Tuesday, December 6, 2011

It’s easy to be a slave; it’s hard to be a Son.


I love talking circles in my head about the concept of freewill. If we have freewill, but God had our lives planned out before we were created, do we really? Questions like that are fun discussions with my friends but they really end at the same place they started. I don’t know. I do believe we have the freedom to choose whichever lifestyle we please, and every single choice we make is solely our own. But the key to being happy is finding what God would have us choose.

Ephesians 6:1-9 talks about the relationship between children and parents as well as the relationship between slaves and masters. Pay special attention to the difference in the commands for children and slaves. Children are asked to HONOR their father and mother while slaves are told to OBEY their masters. Which one of those things is harder to do?

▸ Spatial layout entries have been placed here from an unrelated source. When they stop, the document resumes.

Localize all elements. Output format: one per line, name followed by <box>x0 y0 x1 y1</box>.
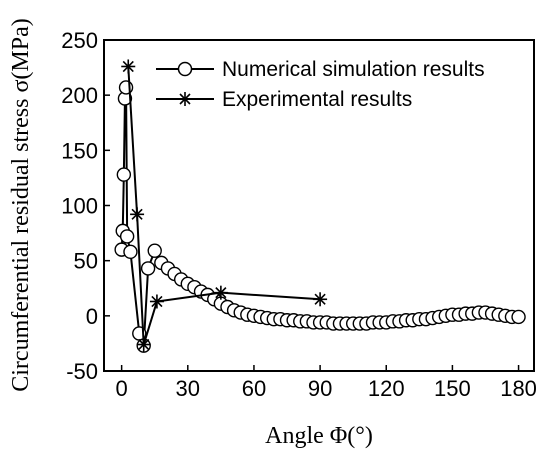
data-point-experimental <box>130 207 145 222</box>
x-tick-label: 90 <box>308 376 332 401</box>
x-tick-label: 0 <box>116 376 128 401</box>
legend-label-numerical: Numerical simulation results <box>222 58 485 81</box>
data-point-numerical <box>116 167 132 182</box>
x-tick-label: 120 <box>368 376 405 401</box>
data-point-experimental <box>136 337 151 352</box>
data-point-experimental <box>313 292 328 307</box>
x-tick-label: 30 <box>176 376 200 401</box>
y-tick-label: 150 <box>61 138 98 163</box>
series-line-1 <box>127 66 321 345</box>
data-point-numerical <box>511 309 526 325</box>
series-layer <box>114 59 526 353</box>
legend-marker-numerical <box>177 61 193 77</box>
legend-marker-experimental <box>178 92 192 106</box>
y-axis-title: Circumferential residual stress σ(MPa) <box>8 18 34 392</box>
data-point-numerical <box>147 243 162 258</box>
data-point-numerical <box>123 244 138 260</box>
data-point-experimental <box>149 294 164 309</box>
axis-ticks: 0 30 60 90 120 150 180 -50 0 50 100 150 200 250 <box>61 28 537 401</box>
series-line-0 <box>120 87 519 346</box>
legend: Numerical simulation results Experimenta… <box>156 58 485 111</box>
x-tick-label: 150 <box>434 376 471 401</box>
y-tick-label: 0 <box>86 304 98 329</box>
data-point-experimental <box>213 285 228 300</box>
y-tick-label: 50 <box>74 249 98 274</box>
data-point-experimental <box>121 59 136 74</box>
y-tick-label: 100 <box>61 194 98 219</box>
legend-label-experimental: Experimental results <box>222 88 412 111</box>
y-tick-label: 200 <box>61 83 98 108</box>
x-tick-label: 60 <box>242 376 266 401</box>
x-tick-label: 180 <box>500 376 537 401</box>
y-tick-label: 250 <box>61 28 98 53</box>
x-axis-title: Angle Φ(°) <box>265 423 373 449</box>
data-point-numerical <box>119 229 135 244</box>
data-point-numerical <box>140 261 156 276</box>
y-tick-label: -50 <box>66 359 98 384</box>
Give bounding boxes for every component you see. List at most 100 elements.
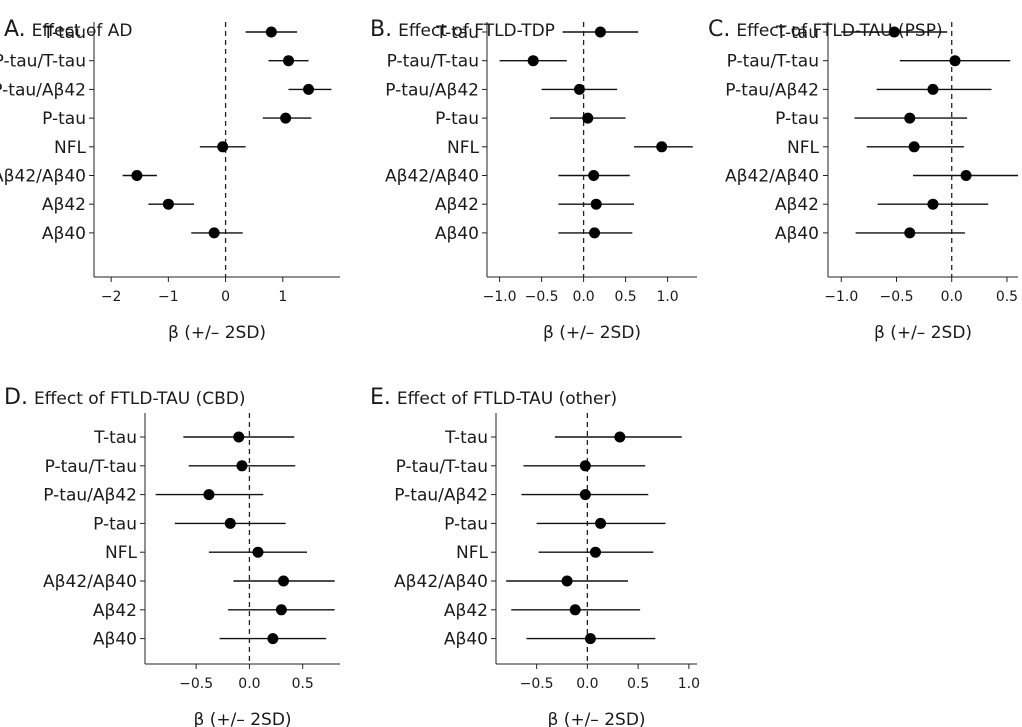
panel-title-text: Effect of FTLD-TAU (PSP) [736,21,942,41]
category-label: P-tau/Aβ42 [0,80,86,100]
estimate-point [280,112,292,124]
category-label: Aβ42/Aβ40 [394,572,488,592]
estimate-point [275,604,287,616]
estimate-point [265,26,277,38]
x-tick-label: −1.0 [483,289,517,305]
x-tick-label: 0.0 [941,289,963,305]
panel-title-text: Effect of FTLD-TDP [398,21,555,41]
x-axis-title: β (+/– 2SD) [547,710,645,727]
estimate-point [162,198,174,210]
estimate-point [208,227,220,239]
estimate-point [656,141,668,153]
category-label: Aβ40 [444,630,488,650]
panel-letter: E. [370,385,391,410]
estimate-point [904,227,916,239]
category-label: P-tau/Aβ42 [385,80,479,100]
x-tick-label: 0.5 [614,289,636,305]
estimate-point [233,431,245,443]
category-label: Aβ42 [775,195,819,215]
estimate-point [303,83,315,95]
estimate-point [960,170,972,181]
category-label: Aβ42 [93,601,137,621]
estimate-point [278,575,290,587]
panel-title-text: Effect of FTLD-TAU (other) [397,389,617,409]
x-tick-label: 1 [278,289,287,305]
category-label: P-tau/T-tau [45,457,137,477]
estimate-point [203,489,215,501]
category-label: T-tau [435,23,479,43]
estimate-point [573,83,585,95]
estimate-point [582,112,594,124]
estimate-point [594,26,606,38]
estimate-point [927,198,939,210]
x-tick-label: −2 [101,289,122,305]
panel-title: D. Effect of FTLD-TAU (CBD) [4,385,245,410]
category-label: Aβ42 [435,195,479,215]
category-label: P-tau/Aβ42 [725,80,819,100]
estimate-point [252,546,264,558]
x-tick-label: −0.5 [520,676,554,692]
category-label: P-tau [42,109,86,129]
panel-letter: B. [370,17,392,42]
x-axis-title: β (+/– 2SD) [168,323,266,343]
category-label: Aβ42/Aβ40 [385,167,479,187]
estimate-point [579,460,591,472]
estimate-point [283,55,295,67]
category-label: T-tau [42,23,86,43]
x-tick-label: −1.0 [824,289,858,305]
x-tick-label: −0.5 [879,289,913,305]
x-tick-label: 0.5 [627,676,649,692]
x-tick-label: −1 [158,289,179,305]
category-label: NFL [456,543,488,563]
category-label: Aβ42 [444,601,488,621]
panel-title: A. Effect of AD [4,17,133,42]
category-label: NFL [447,138,479,158]
category-label: Aβ42/Aβ40 [725,167,819,187]
estimate-point [224,517,236,529]
panel-letter: A. [4,17,26,42]
estimate-point [927,83,939,95]
category-label: NFL [54,138,86,158]
x-tick-label: −0.5 [525,289,559,305]
x-tick-label: −0.5 [179,676,213,692]
panel-title-text: Effect of AD [32,21,133,41]
category-label: P-tau/T-tau [727,52,819,72]
category-label: Aβ40 [42,224,86,244]
estimate-point [588,170,600,181]
category-label: P-tau/T-tau [387,52,479,72]
x-axis-title: β (+/– 2SD) [874,323,972,343]
panel-title: B. Effect of FTLD-TDP [370,17,555,42]
estimate-point [888,26,900,38]
category-label: Aβ42/Aβ40 [43,572,137,592]
estimate-point [908,141,920,153]
estimate-point [589,546,601,558]
panel-title-text: Effect of FTLD-TAU (CBD) [34,389,246,409]
estimate-point [590,198,602,210]
panel-title: E. Effect of FTLD-TAU (other) [370,385,617,410]
x-axis-title: β (+/– 2SD) [543,323,641,343]
x-tick-label: 1.0 [678,676,700,692]
category-label: P-tau [444,514,488,534]
x-tick-label: 0.0 [238,676,260,692]
estimate-point [949,55,961,67]
category-label: T-tau [444,428,488,448]
x-tick-label: 0.0 [576,676,598,692]
estimate-point [561,575,573,587]
estimate-point [217,141,229,153]
category-label: T-tau [93,428,137,448]
estimate-point [236,460,248,472]
category-label: Aβ42 [42,195,86,215]
category-label: P-tau [775,109,819,129]
category-label: P-tau/Aβ42 [394,486,488,506]
estimate-point [527,55,539,67]
x-tick-label: 0.0 [572,289,594,305]
category-label: T-tau [775,23,819,43]
x-tick-label: 0.5 [996,289,1018,305]
x-tick-label: 0 [221,289,230,305]
estimate-point [584,633,596,645]
estimate-point [904,112,916,124]
estimate-point [579,489,591,501]
estimate-point [595,517,607,529]
estimate-point [614,431,626,443]
category-label: P-tau/Aβ42 [43,486,137,506]
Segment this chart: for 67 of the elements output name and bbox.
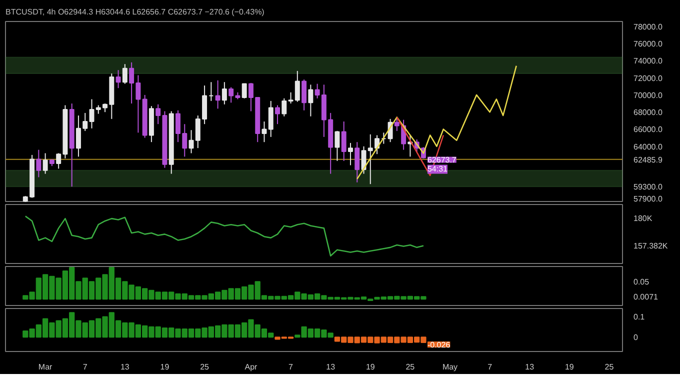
candlestick — [308, 84, 314, 117]
x-tick-label: 25 — [604, 362, 614, 372]
candlestick — [348, 142, 353, 166]
y-tick-label: 180K — [634, 214, 653, 224]
x-tick-label: 7 — [288, 362, 294, 372]
annotation: 54:31 — [427, 164, 448, 174]
x-tick-label: 13 — [525, 362, 535, 372]
annotation: -0.026 — [427, 340, 451, 350]
chart-title: BTCUSDT, 4h O62944.3 H63044.6 L62656.7 C62673.7 −270.6 (−0.43%) — [6, 8, 265, 16]
x-tick-label: 7 — [488, 362, 493, 372]
y-tick-label: 66000.0 — [634, 125, 663, 134]
y-tick-label: 0.1 — [634, 312, 646, 322]
candlestick — [354, 142, 360, 183]
x-tick-label: 13 — [326, 362, 336, 372]
candlestick — [228, 86, 234, 104]
candlestick — [282, 98, 287, 117]
x-tick-label: Mar — [38, 362, 53, 372]
candlestick — [136, 74, 141, 134]
y-tick-label: 74000.0 — [634, 56, 663, 66]
y-tick-label: 57900.0 — [634, 194, 663, 204]
x-tick-label: 7 — [82, 362, 88, 372]
y-tick-label: 76000.0 — [634, 40, 663, 49]
y-tick-label: 78000.0 — [634, 22, 663, 32]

Honor means to regard with respect. Obey means to do what you are told. I do not know about you, but just being told what to do is much easier than making a decision on my own that honors the one who gave me the right to make the decision. So many times we just want an answer, something clear cut that screams “GO DO THIS MY CHILD, ITS EXACTLY WHAT I WANT YOU TO DO” because that would be easier than spending time loving and respecting our Father enough to know what will disappoint him and what will really make him proud.

Children are also told to obey their parents, because honor does not come naturally. I had to learn to obey my parents before I could honor them because I had to find out what they valued and what they thought to be trivial or ignorant. Honor is not something that happens immediately, it has to be developed through relationship and struggle. I did a lot of disobedient and stupid things when I was a little kid, but when I became a teenager, the mood shifted from disobedient to dishonor.

Our Middle Eastern and Eastern brethren have a much clearer idea of honor and shame than we do in America, and I think it would do us all well to learn something from them. Honor is paired with long-life (see Deuteronomy 5:16), especially to those who honor their father and mother.

My dad does not tell me what to wear every day, he didn’t tell me where to go to college, what sports to play (or not play), what girls to date (or run screaming away from), etc. because he gave me the freewill to do so. I am very grateful that I had my dad as the first glimpse of what God looked like and that he treated me like God would treat a son. It may be harder to be a son, but it is well worth the struggle and reward for pleasing my Father in Heaven.

Take this with you. You are a son or daughter of Christ. If you’re still new and learning, then obey God with all your heart. Do what he wants and find out what makes him click so you may honor him. If you know what honors your Father and what shames him, live accordingly in a way that honors him. And most importantly, if you have a son or daughter, remember this: You are their first perception of God. They worship you from the very beginning because you gave them life. Make sure your lives are pointing to the Father and your standards of honor and shame match up with His.